画像: キューバ危機を背景に良く練り上げられた脚本から生み出されたリアルな人間ドラマ

これは実話をベースにしたクーリエのドキュメンタリーでもないし、祖国を裏切るソ連軍大佐の心理劇でもない。よく練り上げられた脚本から生み出されたリアルな人間ドラマなのだ。スパイという人物像とは異質のクーリエという道を選んだ、いや選ばざるを得なかった男の真摯な生き方。

スパイというイメージからほど遠い1人の男の、そしてその男にのめり込んでいくもう1人の男の苦悩と孤独、友情と信頼がじわじわと伝わってくる。

©2020-MANDARIN PRODUCTION-FOZ-France 2 CINEMA–PLAYTIME PRODUCTION-SCOPE PICTURES

金子裕子オススメ作品
白頭山(ペクトゥサン)大噴火

エンタメ要素、キャラクターの魅力を詰め込んだ韓国映画のすご技に感服させられる

評価点:演出5/演技5/脚本5/映像5/音楽4

あらすじ・概要

白頭山が噴火し半島崩壊の危機が勃発。地質学者カンは次の大噴火を鎮静化するために核兵器による地底爆発を提案。韓国軍大尉チョは作戦実行の命令を受け、核兵器の在り処を知る北朝鮮工作員リに接触するが。

急成長を遂げる韓国映画の“スゴ技”にひたすら感服。朝鮮半島崩壊の危機をもたらす地震のオープニング映像はド迫力。地質学者が提案する突拍子もない危機回避策に説得力をもたせる理論構築も見事なら、3.48%の成功率を信じてミッションに命をかける韓国軍大尉とスパイが育む絆の描き方も秀逸。

もちろん韓国映画の得意技=家族愛もユーモアも加味されて、壮大なデザスタームービーにしてスパイ映画の緊張感もバディものの面白さもあり。

画像: エンタメ要素、キャラクターの魅力を詰め込んだ韓国映画のすご技に感服させられる

要は、エンタメ要素がてんこ盛りということ。それも、かなり洗練された手法で。そしてなにより、キャスティングが素敵! 強面も喜劇もこなす人気スターのマ・ドンソクが知的な学者に扮しているのも新鮮なら、演技派ハ・ジョンウが嫌々ながらも任務をきっちりこなす大尉に扮してヒロイックなのに男の可愛らしさも披露。

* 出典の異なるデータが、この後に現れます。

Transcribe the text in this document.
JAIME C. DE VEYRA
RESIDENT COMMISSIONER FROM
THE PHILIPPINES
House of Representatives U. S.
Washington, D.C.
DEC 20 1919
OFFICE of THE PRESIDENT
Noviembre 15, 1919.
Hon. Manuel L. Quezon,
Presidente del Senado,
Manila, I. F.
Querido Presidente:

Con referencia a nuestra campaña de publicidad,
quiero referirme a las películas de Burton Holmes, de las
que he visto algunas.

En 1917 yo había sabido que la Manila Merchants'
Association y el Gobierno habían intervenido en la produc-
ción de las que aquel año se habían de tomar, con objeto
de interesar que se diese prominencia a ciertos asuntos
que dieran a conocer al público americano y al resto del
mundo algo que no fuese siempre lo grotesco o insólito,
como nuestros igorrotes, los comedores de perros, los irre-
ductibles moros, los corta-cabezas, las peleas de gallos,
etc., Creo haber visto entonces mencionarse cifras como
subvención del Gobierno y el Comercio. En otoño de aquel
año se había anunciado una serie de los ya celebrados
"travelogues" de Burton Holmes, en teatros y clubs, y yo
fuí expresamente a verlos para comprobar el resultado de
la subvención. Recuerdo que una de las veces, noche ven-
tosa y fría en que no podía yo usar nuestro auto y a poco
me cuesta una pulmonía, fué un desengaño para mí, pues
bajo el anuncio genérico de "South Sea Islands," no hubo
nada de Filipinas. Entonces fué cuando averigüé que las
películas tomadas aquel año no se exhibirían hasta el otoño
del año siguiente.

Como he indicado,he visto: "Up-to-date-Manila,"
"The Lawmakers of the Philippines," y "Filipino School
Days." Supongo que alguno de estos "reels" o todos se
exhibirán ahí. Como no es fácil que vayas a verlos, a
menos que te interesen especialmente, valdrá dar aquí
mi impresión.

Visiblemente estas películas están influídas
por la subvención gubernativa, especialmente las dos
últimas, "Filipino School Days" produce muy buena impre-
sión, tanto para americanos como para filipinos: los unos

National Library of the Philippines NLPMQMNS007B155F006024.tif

しかも、二重スパイをクールにミステリアスに演じるのが演技派スターのイ・ビョンホンとくればダメ押し! その繊細な演技、美しいフォルムの肉体、強烈な存在感……魅入るばかり。

©2019 CJ ENM CORPORATION, DEXTER STUDIOS & DEXTER PICTURES ALL RIGHTS RESERVED

北島明弘オススメ作品
テーラー 人生の仕立て屋

ギリシャの生真面目な仕立て屋が人間的に成長していく様を見ているうちに心が温まる

評価点:演出5/演技5/脚本4/映像4/音楽4

あらすじ・概要

高級紳士服専門のテーラーが屋台で出張販売、さらにはウェディング・ドレスをはじめ女性のドレスを作りだした。父は渋い顔だが、変わらなければ明日はないと継続し、女性陣の助けもあって道が開けてくる。

テーラーという言葉からは、顧客の体を正確に採寸し、高い技術で生地を裁断・縫製して、紳士服を仕立てる人というイメージが浮かぶ。だが、経済が崩壊して、国民の多くが困窮生活を強いられているギリシャで、高価な紳士服が売れるはずもない。

36年間、父から受け継いだ店を守ってきたニコスも背に腹は代えられず、屋台を作って街に出る。でも安売りはしないので、客足はさっぱり。女性客からのウェディング・ドレスの注文に二の足を踏んだものの、思い切って作ってみると、これが好評で、新たな注文も入ってくる。

画像: ギリシャの生真面目な仕立て屋が人間的に成長していく様を見ているうちに心が温まる

鋏、型紙、チャコ、ミシンといった裁縫道具、生地棚といかにも洋服屋らしい店舗と、手作り屋台での街頭販売。内と外の描写の対比が効果的。

近くのロシア人一家の幼い娘、母親との交流を通じてニコスは、それまでの殻から解放され、人間的にも成長していく。どん底状態でも目標を定め、真面目にやり通せば、明るい未来がやってくる。見ていて心温まる作品だ。

©2020 Argonauts S.A. Elemag Pictures Made in Germany Iota Production ERT S.A.